S’entourant d’acteurs à la force intérieure singulière, Clive Owen (Closer), Charlotte Rampling (Sous le sable), Jonathan Rhys Meyers (Match Point), Mike Hodges explore avec Seule la mort peut m’arrêter la noirceur de l’humanité, le poids du passé dans la vie de l’homme.
Le genre du polar est ici réalisé avec ses éléments constitutifs: la noirceur des personnages s’inscrit dans les scènes nocturnes, angoissantes et particulièrement glauques; les thèmes de l’honneur, de la virilité font pendant à ceux de la vengeance et du crime.

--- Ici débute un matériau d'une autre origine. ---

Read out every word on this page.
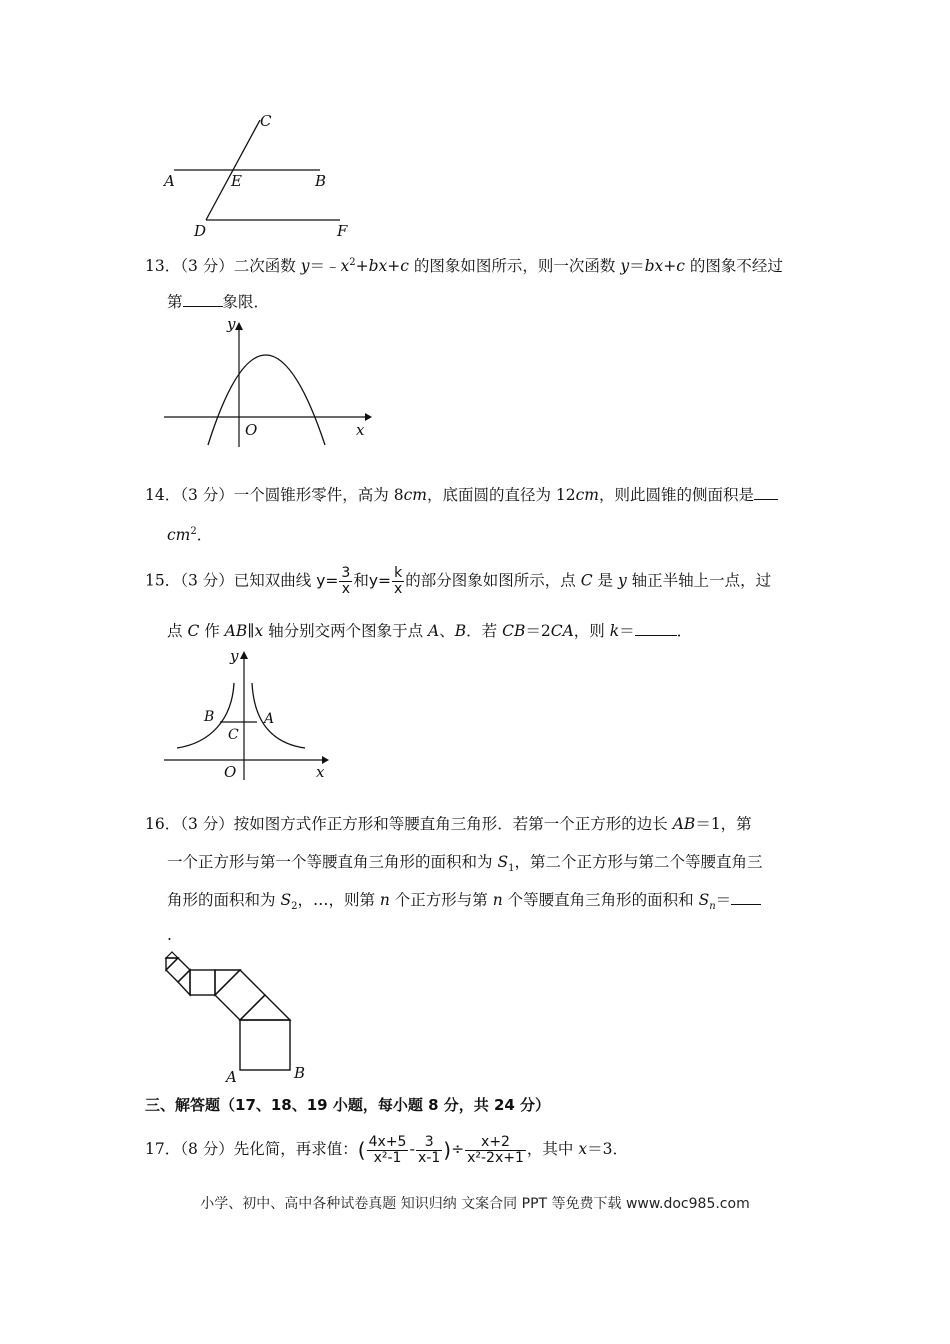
C
A	E	B
D	F
13．（3 分）二次函数 $y=﹣x^2+bx+c$ 的图象如图所示，则一次函数 y＝bx+c 的图象不经过
第	象限．
y
O	x
14．（3 分）一个圆锥形零件，高为 8cm，底面圆的直径为 12cm，则此圆锥的侧面积是
$cm^2$．
15．（3 分）已知双曲线 $y= \frac{3}{x}$ 和$y= \frac{k}{x}$ 的部分图象如图所示，点 C 是 y 轴正半轴上一点，过
点 C 作 AB∥x 轴分别交两个图象于点 A、B．若 CB＝2CA，则 k＝	．
y
B	A
C
O	x
16．（3 分）按如图方式作正方形和等腰直角三角形．若第一个正方形的边长 AB＝1，第
一个正方形与第一个等腰直角三角形的面积和为 $S_1$，第二个正方形与第二个等腰直角三
角形的面积和为 $S_2$，…，则第 n 个正方形与第 n 个等腰直角三角形的面积和 $S_n=$
.
A	B
三、解答题（17、18、19 小题，每小题 8 分，共 24 分）
17．（8 分）先化简，再求值：( $\frac{4x+5}{\text{x²-1}} - \frac{3}{x-1}$ )÷ $\frac{x+2}{\text{x²-2x+1}}$ ，其中 x＝3．
小学、初中、高中各种试卷真题 知识归纳 文案合同 PPT 等免费下载 www.doc985.com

Le montage travaillé artisanalement sur un Steenbeck et non pas en numérique confère nécessairement au film une lumière et une coupe scénographique particulières. L’atmosphère sombre des scènes inscrit dès les premières images l’histoire dans l’horizon du drame. La philosophie du réalisateur britannique? On croit contrôler son destin, or on est conduit, plus que par le hasard, par son propre passé.
Si le film débute avec la présentation de Davey, le jeune frère, gentil voyou qui deale pour gagner un peu d’argent facilement, c’est pourtant le personnage vengeur de Will Graham qui incarne l’enjeu de la narration. Celui-ci, exilé dans la forêt pour échapper à la vie de crime qu’il menait, est obligé de revenir en ville pour comprendre ce qui a pu mener son frère Davey au suicide. La focalisation est constituée d’ailleurs par le point de vue unique de ce personnage. Le spectateur ne connaît le passé des personnages que par les informations que récolte Will Graham au cours de son enquête. Aucun flash-back ne permet de découvrir le passé de Will Graham, c’est en le suivant dans ses recherches présentes que le spectateur comprend peu à peu la vie qu’a voulu fuir l’homme: une technique narrative permettant efficacement l’alliance du spectateur à la cause du héros.
Celui-ci a quitté frère, amie (jouée par Rampling), associé, pour fuir la violence et le crime de ses jeunes années à Londres. Il incarne le justicier vengeur revenu sauver l’honneur de son frère mais aussi la fragilité de l’homme face à son passé. Malgré ses habits de bûcheron solitaire, ses anciens associés n’ont pas de peine à reconnaître celui qui régnait en maître sur les bas-fonds de la ville. « Les gens comme nous ne changent pas, lui rappelle un de ses anciens associés, toute ta vie tu as régné sur cette ville, c’est dans ton sang. » En vrai caïd, Will Graham ne connaît qu’une loi, la sienne; qu’une justice, son arme.
À l’instar du samouraï, Will Graham poursuit ceux qui ont poussé son frère au suicide. Tourmenté entre la nécessité d’une vengeance fraternelle et la volonté de fuir le crime, l’homme est dans un état de perpétuelle tension que Clive Owen véhicule avec excellence. Le scénariste Trevor Preston dit avoir trouvé que le titre du film (une chanson de Warren Zevon) collait à l’angoisse du personnage, lequel semble ne jamais dormir. L’angoisse est celle d’entrer dans un système et d’y être happé, ici celui des caïds des capitales. En sortir c’est fuir et vivre comme un ermite; y revenir, c’est succomber à la violence, à la malhonnêteté. Will Graham saura-t-il échapper à la perpétuation du meurtre? La vision noire du réalisateur et le regard sur la destinée aux allures de mythe grec du scénariste laisse peu de place pour une lumière d’espoir.